An affecting play was acted in Paris years ago, called ‘The

Children’s Doctor.’ As I parted from my children’s doctor, now in

question, I saw in his easy black necktie, in his loose buttoned

black frock-coat, in his pensive face, in the flow of his dark

hair, in his eyelashes, in the very turn of his moustache, the

exact realisation of the Paris artist’s ideal as it was presented

on the stage. But no romancer that I know of has had the boldness

to prefigure the life and home of this young husband and young wife

in the Children’s Hospital in the east of London.

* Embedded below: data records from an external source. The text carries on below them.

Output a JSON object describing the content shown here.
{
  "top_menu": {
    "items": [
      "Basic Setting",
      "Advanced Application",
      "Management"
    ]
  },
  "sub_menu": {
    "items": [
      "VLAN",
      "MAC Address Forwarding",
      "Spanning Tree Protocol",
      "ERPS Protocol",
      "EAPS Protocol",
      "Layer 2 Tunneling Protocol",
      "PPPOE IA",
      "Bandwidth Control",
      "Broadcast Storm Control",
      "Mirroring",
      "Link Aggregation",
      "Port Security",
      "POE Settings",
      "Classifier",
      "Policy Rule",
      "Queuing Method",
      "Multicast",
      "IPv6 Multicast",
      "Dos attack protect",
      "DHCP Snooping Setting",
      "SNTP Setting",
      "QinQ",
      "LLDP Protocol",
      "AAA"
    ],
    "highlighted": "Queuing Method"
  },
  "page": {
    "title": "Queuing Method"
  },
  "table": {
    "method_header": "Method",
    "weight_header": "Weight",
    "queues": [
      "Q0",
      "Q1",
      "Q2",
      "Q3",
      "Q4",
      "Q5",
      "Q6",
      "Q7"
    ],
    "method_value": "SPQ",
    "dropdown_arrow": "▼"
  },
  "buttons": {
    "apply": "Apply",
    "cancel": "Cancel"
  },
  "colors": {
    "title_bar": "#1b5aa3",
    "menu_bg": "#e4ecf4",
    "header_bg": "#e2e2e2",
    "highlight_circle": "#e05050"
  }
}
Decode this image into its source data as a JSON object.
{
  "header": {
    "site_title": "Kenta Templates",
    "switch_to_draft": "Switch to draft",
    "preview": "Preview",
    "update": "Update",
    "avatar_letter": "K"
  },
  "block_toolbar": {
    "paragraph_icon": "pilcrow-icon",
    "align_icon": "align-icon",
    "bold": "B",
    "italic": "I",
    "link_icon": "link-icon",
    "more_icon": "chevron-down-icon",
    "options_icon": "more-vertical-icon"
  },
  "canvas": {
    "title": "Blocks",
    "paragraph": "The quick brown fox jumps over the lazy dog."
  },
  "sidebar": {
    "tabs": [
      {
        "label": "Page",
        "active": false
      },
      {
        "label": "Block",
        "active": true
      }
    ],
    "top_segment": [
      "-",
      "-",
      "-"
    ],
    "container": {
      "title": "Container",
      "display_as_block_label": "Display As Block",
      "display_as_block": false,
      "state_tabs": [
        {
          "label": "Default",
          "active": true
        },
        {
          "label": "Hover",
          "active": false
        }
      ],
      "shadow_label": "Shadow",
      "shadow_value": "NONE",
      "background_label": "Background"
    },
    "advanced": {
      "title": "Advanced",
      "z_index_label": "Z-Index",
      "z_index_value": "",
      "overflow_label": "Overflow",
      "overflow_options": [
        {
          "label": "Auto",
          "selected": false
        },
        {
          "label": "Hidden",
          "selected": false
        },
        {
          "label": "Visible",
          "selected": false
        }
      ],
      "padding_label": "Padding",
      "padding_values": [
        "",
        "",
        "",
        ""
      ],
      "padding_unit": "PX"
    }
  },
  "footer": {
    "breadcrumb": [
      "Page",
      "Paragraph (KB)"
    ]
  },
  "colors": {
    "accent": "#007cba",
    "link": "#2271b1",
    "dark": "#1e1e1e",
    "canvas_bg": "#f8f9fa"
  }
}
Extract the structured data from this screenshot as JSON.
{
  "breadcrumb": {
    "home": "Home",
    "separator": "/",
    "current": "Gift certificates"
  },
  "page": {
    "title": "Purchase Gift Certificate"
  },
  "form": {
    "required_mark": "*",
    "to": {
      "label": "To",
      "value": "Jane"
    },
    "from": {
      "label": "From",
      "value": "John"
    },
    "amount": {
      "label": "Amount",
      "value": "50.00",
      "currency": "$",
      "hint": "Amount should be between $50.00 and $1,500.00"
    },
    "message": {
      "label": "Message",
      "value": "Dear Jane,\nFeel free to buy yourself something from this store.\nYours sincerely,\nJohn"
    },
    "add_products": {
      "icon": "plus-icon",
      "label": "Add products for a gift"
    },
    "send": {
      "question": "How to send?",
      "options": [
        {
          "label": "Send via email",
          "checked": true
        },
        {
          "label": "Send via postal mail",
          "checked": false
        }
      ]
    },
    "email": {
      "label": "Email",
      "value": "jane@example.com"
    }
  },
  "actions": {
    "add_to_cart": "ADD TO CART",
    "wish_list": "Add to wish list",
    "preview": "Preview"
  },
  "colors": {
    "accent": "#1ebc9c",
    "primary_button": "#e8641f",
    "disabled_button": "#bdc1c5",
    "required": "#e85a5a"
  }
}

I came away from Ratcliff by the Stepney railway station to the

terminus at Fenchurch Street. Any one who will reverse that route

may retrace my steps.

CHAPTER XXXIII – A LITTLE DINNER IN AN HOUR

It fell out on a day in this last autumn, that I had to go down

from London to a place of seaside resort, on an hour’s business,

accompanied by my esteemed friend Bullfinch. Let the place of

seaside resort be, for the nonce, called Namelesston.

I had been loitering about Paris in very hot weather, pleasantly

breakfasting in the open air in the garden of the Palais Royal or

the Tuileries, pleasantly dining in the open air in the Elysian

Fields, pleasantly taking my cigar and lemonade in the open air on

the Italian Boulevard towards the small hours after midnight.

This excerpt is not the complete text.